Donald Trump hails North Korean leader Kim Jong-un as ‘honourable’ but tempers summit expectations
Mr Trump said North Korea would face “fire and fury” if it threatened the US. (Reuters: KCNA/AP: Evan Vucci)
US President Donald Trump says North Korean leader Kim Jong-un has been “very honourable” and discussions on a planned summit are going well, but tempered expectations for any quick denuclearisation deal by saying “it may be we’re all wasting a lot of time”.
- The US is pressing North Korea to give up its nuclear weapons
- Mr Trump says the campaign of maximum pressure will continue
- He says he will not repeat the mistakes of past administrations by relaxing sanctions too early
Mr Trump told reporters during a meeting with French President Emmanuel Macron at the White House that North Korea had said it wanted to hold the summit “as soon as possible”.
“We think that’s a great thing for the world,” he said.
“We’re having … very good discussions.
“Kim Jong-un, he really has been very open and I think very honourable from everything we’re seeing.”
Mr Trump has said he could meet with Mr Kim in late May or June.
The United States is pressing North Korea to give up its nuclear weapons and says it will keep up a policy of “maximum pressure” on Pyongyang through sanctions to achieve this goal.
Mr Trump said he hoped dealings with North Korea would be positive, but he wanted to see the country’s complete denuclearisation.
Asked at a news conference, what he meant by this, he replied: “It means they get rid of their nukes.”
“Very simple … it would be very easy for me to make a simple deal and claim victory.

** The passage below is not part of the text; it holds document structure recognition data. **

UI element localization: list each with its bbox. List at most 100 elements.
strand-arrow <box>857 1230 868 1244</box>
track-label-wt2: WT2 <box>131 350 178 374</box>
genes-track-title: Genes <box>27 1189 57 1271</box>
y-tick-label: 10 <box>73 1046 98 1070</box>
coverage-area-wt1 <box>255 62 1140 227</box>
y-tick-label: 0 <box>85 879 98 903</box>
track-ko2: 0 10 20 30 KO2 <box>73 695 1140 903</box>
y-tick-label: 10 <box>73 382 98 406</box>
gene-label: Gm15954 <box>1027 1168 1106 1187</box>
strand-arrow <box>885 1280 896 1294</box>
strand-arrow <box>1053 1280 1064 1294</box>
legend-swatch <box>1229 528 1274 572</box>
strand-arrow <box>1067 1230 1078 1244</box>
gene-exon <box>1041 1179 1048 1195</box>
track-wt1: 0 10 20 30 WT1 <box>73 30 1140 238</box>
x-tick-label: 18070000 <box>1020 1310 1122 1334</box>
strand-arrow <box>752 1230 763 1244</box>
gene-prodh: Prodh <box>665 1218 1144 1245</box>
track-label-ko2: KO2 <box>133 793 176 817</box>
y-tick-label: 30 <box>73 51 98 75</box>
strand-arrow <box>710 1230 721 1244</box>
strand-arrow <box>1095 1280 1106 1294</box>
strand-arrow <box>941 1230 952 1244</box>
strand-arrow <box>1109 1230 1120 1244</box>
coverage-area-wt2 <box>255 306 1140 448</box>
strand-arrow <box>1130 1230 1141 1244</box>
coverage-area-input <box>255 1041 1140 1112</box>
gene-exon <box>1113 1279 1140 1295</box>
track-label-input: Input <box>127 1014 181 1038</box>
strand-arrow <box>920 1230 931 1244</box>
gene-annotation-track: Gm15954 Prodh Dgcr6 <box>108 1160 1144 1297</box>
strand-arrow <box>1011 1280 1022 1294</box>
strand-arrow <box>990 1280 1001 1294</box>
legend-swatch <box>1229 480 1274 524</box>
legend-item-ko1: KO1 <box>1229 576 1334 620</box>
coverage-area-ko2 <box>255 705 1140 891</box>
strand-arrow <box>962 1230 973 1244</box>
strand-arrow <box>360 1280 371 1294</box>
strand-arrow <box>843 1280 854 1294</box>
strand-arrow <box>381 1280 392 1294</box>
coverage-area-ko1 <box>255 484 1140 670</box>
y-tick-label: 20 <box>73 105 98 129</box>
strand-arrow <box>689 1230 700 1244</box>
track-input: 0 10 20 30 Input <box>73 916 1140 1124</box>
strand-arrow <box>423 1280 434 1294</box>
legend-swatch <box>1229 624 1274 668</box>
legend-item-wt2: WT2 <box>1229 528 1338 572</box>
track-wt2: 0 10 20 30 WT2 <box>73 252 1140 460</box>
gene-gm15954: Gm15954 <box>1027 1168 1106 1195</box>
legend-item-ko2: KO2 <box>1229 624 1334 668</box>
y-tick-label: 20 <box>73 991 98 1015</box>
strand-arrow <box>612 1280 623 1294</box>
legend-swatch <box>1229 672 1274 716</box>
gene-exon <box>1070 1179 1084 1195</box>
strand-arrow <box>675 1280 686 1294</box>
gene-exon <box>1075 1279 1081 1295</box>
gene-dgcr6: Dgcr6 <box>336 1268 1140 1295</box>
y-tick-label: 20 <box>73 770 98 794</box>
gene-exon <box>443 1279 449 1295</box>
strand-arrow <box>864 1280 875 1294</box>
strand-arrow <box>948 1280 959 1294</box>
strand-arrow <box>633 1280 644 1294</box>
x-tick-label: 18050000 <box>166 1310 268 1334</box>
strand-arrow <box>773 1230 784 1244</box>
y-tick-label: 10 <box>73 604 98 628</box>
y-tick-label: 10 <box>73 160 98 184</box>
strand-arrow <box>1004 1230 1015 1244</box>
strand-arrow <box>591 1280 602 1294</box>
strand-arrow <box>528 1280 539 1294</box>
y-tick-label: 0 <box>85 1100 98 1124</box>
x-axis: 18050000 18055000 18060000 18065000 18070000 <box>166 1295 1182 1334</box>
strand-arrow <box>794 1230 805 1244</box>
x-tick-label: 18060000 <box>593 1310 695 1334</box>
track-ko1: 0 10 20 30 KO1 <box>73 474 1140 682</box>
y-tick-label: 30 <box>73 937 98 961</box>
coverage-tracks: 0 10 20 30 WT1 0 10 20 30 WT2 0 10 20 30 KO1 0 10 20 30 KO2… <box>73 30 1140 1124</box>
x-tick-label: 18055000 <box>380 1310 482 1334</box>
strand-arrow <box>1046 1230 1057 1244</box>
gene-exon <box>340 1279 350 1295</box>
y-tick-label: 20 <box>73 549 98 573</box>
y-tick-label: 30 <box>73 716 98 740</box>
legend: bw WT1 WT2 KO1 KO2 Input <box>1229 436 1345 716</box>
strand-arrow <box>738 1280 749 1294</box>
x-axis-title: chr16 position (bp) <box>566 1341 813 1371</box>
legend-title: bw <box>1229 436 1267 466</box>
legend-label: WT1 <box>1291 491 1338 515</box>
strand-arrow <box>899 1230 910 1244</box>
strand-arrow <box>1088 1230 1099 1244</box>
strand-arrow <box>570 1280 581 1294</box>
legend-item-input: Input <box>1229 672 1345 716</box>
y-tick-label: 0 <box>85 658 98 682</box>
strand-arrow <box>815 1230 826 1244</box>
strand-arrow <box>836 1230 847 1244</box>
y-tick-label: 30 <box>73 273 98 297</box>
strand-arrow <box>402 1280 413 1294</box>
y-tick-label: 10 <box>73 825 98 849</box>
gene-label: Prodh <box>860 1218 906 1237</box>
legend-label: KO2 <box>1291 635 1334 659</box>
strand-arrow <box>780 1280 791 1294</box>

“I don’t want to do that. I want them to get rid of their nukes.”
Mr Trump said he would not repeat the mistakes of past administrations, which his aides have accused of relaxing sanctions too early in pursuit of deals with North Korea.
“The campaign of maximum pressure will continue,” Mr Trump said.
“The end result is, we’ll see. Maybe good things will happen; it may be we’re all wasting a lot of time, but hopefully it will all be good for everybody concerned.”
South Korean President Moon Jae-in, who is due to meet Mr Kim in a summit on Friday, said last week that North Korea had expressed a commitment to “complete denuclearisation” of the Korean peninsula, and Pyongyang said on Saturday it would immediately suspend nuclear and missile tests.
This has eased concerns that North Korea could quickly complete development of nuclear missiles capable of hitting the United States.
However, many experts have expressed doubt that Mr Kim will be willing to abandon a weapons program he sees as essential to the survival of his ruling family dynasty.
Mr Trump has faced some criticism for quickly agreeing to become the first serving US President ever to meet a North Korea leader, but he said he had made no concessions.
“Despite some of the media saying that I have made concessions, I haven’t even discussed a concession, other than the fact that meeting is a great thing,” he said.